Crystal Palace go into the big Premier League kick-off tomorrow with a London politician demanding that the club pays a fairer share towards the costs of policing matches at Selhurst Park.
Palace was the only London club in the top two divisions last season to make no payments whatever to the Metropolitan Police for maintaining public safety on match days.
The total cost of policing Palace home games in the 2017-2018 season, according to City Hall figures, was £350,087.66.
Other London clubs contributed hundreds of thousands of pounds each towards their match policing bills.
One Palace season ticket-holder is Kenley councillor Steve O’Connell, who is also the Tory London Assembly Member for Croydon and Sutton.
Coincidentally, O’Connell also happens to chair MOPAC, the City Hall committee which oversees the capital’s policing and Met’s budgets, and which has overseen swingeing budget cuts over the last eight years.
Andrew Dismore, a Labour Assembly Member, told Inside Croydon today, “Even if Palace’s costs are comparatively lower and, presumably, their fans better behaved, this just means that it is a smaller amount for the club to cover.
“Fundamentally, the cost is small scale when compared to Crystal Palace’s revenues and the amounts they spend on player transfers.”
According to figures from last season, that London’s tax-payers handed over a total of £5.24million for the policing of the capital’s football matches last season – enough to fund an extra 95 extra police officers in the capital.
While London’s football policing bill was 20 per cent less last season than 2016-2017, the football clubs covered only 7.7per cent of match day policing costs.
- In the Premier League last season, Tottenham had the highest policing costs at £1,201,382. Spurs paid a meagre £61,935 – 5per cent of the costs – back to the Met.
- Arsenal’s costs were £890,455. They reimbursed the Met Police with £123,877 (13.9per cent).
- Chelsea matches cost £936,252.84 to police, to which the club contributed £103,801.70 (11per cent).
- The other London Premier League club, West Ham, had policing costs of £583,703.10. They paid £106,311.10 (18per cent) to the police.

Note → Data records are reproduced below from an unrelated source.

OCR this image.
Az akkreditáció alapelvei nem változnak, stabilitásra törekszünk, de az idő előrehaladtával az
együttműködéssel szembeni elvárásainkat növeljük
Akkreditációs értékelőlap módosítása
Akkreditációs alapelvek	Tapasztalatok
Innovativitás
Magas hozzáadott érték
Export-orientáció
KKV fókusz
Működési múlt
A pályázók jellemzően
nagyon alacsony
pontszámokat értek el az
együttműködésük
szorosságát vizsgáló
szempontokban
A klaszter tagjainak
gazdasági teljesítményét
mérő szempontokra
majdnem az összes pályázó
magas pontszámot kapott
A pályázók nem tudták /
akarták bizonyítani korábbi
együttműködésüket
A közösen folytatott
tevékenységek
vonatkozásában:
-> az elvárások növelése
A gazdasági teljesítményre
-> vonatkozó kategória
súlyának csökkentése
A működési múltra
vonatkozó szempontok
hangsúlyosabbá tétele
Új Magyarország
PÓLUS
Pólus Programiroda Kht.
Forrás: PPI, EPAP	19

Even London clubs in the Championship made bigger contributions to the costs of maintaining law and order around their grounds than Palace did last term. Fulham, who won promotion and are Palace’s opposition tomorrow at Craven Cottage, made payments of £4,695.56 – 1per cent of policing costs of £430,937.30 last season.
In the pre-season transfer window, which closed yesterday, Fulham spent more than £100million on shoring up their squad for the Premier League challenges ahead.

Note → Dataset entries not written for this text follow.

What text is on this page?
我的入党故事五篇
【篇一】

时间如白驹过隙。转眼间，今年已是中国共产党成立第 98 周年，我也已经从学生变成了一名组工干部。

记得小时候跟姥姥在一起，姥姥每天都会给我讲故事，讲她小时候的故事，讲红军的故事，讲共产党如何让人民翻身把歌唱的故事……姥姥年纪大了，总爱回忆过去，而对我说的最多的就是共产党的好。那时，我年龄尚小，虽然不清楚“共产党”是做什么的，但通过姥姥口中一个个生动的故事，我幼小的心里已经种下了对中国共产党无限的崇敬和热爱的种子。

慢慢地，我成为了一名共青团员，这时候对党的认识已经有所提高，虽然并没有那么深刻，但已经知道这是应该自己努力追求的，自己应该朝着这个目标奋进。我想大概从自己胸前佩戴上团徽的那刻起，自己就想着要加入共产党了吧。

Palace avoid paying over any cash to the police by relying on their own stewards inside Selhurst Park. Legislation dictates that clubs are only charged for policing inside the stadium, or on land that they own.
In the past eight years, Tory austerity measures applied have seen £720million-worth of budget cuts imposed on the Metropolitan Police.

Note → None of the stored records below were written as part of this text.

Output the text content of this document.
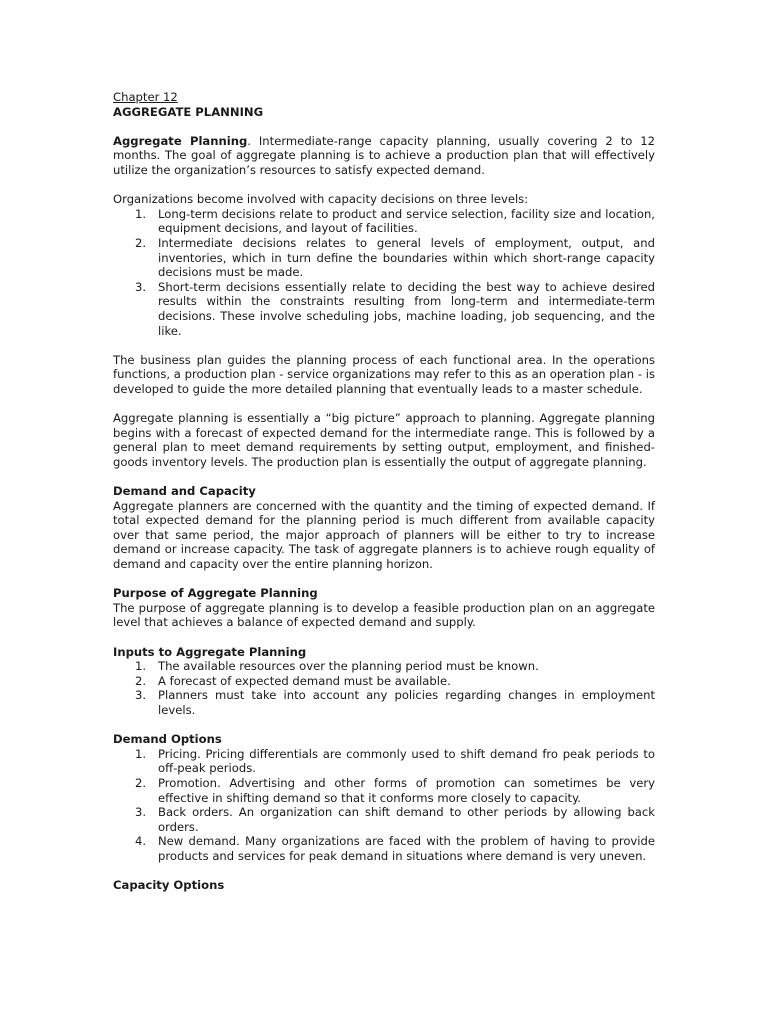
Chapter 12
AGGREGATE PLANNING

Aggregate Planning. Intermediate-range capacity planning, usually covering 2 to 12 months. The goal of aggregate planning is to achieve a production plan that will effectively utilize the organization’s resources to satisfy expected demand.

Organizations become involved with capacity decisions on three levels:

1. Long-term decisions relate to product and service selection, facility size and location, equipment decisions, and layout of facilities.
2. Intermediate decisions relates to general levels of employment, output, and inventories, which in turn define the boundaries within which short-range capacity decisions must be made.
3. Short-term decisions essentially relate to deciding the best way to achieve desired results within the constraints resulting from long-term and intermediate-term decisions. These involve scheduling jobs, machine loading, job sequencing, and the like.

The business plan guides the planning process of each functional area. In the operations functions, a production plan - service organizations may refer to this as an operation plan - is developed to guide the more detailed planning that eventually leads to a master schedule.

Aggregate planning is essentially a “big picture” approach to planning. Aggregate planning begins with a forecast of expected demand for the intermediate range. This is followed by a general plan to meet demand requirements by setting output, employment, and finished-goods inventory levels. The production plan is essentially the output of aggregate planning.

Demand and Capacity

Aggregate planners are concerned with the quantity and the timing of expected demand. If total expected demand for the planning period is much different from available capacity over that same period, the major approach of planners will be either to try to increase demand or increase capacity. The task of aggregate planners is to achieve rough equality of demand and capacity over the entire planning horizon.

Purpose of Aggregate Planning

The purpose of aggregate planning is to develop a feasible production plan on an aggregate level that achieves a balance of expected demand and supply.

Inputs to Aggregate Planning
1. The available resources over the planning period must be known.
2. A forecast of expected demand must be available.
3. Planners must take into account any policies regarding changes in employment levels.
Demand Options
1. Pricing. Pricing differentials are commonly used to shift demand fro peak periods to off-peak periods.
2. Promotion. Advertising and other forms of promotion can sometimes be very effective in shifting demand so that it conforms more closely to capacity.
3. Back orders. An organization can shift demand to other periods by allowing back orders.
4. New demand. Many organizations are faced with the problem of having to provide products and services for peak demand in situations where demand is very uneven.
Capacity Options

“Top-flight London football clubs make huge revenues, so it is scandalous that they are not lawfully obliged to dig a lot deeper to pay for the substantial costs of match day policing,” Dismore said today.
“With police numbers falling to their lowest in 20 years, the money that these clubs have withheld from the Met could be used to fund almost 100 desperately needed officers. However, consistent and widespread calls for urgent change have so far been met with indifference from the Home Office.
“If we are to crack down on violent crime comprehensively, it is clear that we all need to come together in our communities and play our part in supporting local police forces,” Dismore, the Assembly Member for Barnet and Camden.
“While there needs to be drastic change in the law on the issue of match day policing costs, football clubs have a moral obligation to their community to come forward and properly pay their way to ensure that vital Met funding is not unnecessarily diverted.”